Llevaban ropa chula y siempre diferente. Ropa psicodélica -lo que nos molaba a los niños de los ochenta la psicodelia de la tele-. No sabía qué bailarina me gustaba más, la rubia del pelo frito, la china lánguida o la negra de rizos afro, en realidad cada sábado me pedía ser una diferente, según me pillara el cuerpo.
Yo quería bailar así y pavonearme envuelta en ropas doradas o de colorines. Llevar esas botas de tacón y no caerme. Llevar esos bikinis que enseñaban medio culo, sexys a morir -antes de saber el exacto significado de ser sexy-.
Quería hacer coreografías superdifíciles y hacer playback, que el publico aplaudiera -en Aplauso y en su casa- y me imaginaba después del programa, una vida de aventuras y maravillas etéreas.

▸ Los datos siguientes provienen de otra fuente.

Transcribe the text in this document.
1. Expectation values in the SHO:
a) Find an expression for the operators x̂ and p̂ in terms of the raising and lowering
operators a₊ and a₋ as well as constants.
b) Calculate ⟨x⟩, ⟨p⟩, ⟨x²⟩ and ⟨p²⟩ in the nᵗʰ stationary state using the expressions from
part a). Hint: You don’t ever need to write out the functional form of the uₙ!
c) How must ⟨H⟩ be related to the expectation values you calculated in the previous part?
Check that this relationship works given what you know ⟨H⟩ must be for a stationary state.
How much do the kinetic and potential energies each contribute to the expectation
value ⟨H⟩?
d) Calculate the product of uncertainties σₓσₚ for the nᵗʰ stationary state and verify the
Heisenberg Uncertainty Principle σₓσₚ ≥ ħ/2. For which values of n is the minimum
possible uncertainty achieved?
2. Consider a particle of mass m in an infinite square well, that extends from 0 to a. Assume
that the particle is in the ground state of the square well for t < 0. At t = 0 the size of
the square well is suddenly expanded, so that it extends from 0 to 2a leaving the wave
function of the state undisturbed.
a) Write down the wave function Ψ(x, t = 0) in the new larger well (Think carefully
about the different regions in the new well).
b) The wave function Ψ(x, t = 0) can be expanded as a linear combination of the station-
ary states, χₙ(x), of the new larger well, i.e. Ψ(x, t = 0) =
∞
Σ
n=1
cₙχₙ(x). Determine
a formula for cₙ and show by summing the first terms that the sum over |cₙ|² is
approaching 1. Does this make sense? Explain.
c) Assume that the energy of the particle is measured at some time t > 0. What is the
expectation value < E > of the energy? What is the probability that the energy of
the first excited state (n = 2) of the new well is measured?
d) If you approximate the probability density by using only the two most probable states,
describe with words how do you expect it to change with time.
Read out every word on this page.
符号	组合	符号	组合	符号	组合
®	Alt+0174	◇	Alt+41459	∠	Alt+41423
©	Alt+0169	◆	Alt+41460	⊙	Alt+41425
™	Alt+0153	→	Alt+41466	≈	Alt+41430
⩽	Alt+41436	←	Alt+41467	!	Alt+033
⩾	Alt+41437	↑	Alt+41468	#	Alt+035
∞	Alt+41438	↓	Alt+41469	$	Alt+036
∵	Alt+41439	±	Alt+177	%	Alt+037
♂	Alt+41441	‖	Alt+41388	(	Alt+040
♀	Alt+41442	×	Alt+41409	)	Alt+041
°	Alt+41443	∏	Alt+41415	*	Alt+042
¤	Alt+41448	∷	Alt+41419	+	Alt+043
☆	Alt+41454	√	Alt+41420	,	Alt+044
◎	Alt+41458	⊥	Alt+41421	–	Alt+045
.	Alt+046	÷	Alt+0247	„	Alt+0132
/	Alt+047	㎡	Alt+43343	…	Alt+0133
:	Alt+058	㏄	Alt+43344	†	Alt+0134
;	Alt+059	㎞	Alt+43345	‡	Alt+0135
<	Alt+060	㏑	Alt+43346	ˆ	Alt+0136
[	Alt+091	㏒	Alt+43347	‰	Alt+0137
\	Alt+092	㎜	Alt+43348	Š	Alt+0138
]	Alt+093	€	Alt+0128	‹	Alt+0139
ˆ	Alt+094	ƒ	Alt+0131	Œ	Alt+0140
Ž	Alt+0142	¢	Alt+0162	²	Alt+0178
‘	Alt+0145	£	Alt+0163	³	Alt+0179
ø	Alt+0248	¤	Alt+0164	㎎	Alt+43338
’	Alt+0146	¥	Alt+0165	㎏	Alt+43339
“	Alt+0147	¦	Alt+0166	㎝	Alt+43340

Pero sobre todo, quería que los bailarines me toquetearan. Era mi fantasía inconfesable, tan renacuaja yo, pero cada vez que a la china la cogían entre dos o tres y la meneaban así y asá, yo me derretía por dentro. Miniorgasmos musicales. No se qué bailarín me gustaba más, cuál quería que me sobara: el rubio de melenita lacia, el negro despampanante, el morenito guapo ... daba igual, cuántos más mejor. Yo es que apuntaba maneras desde muy temprano.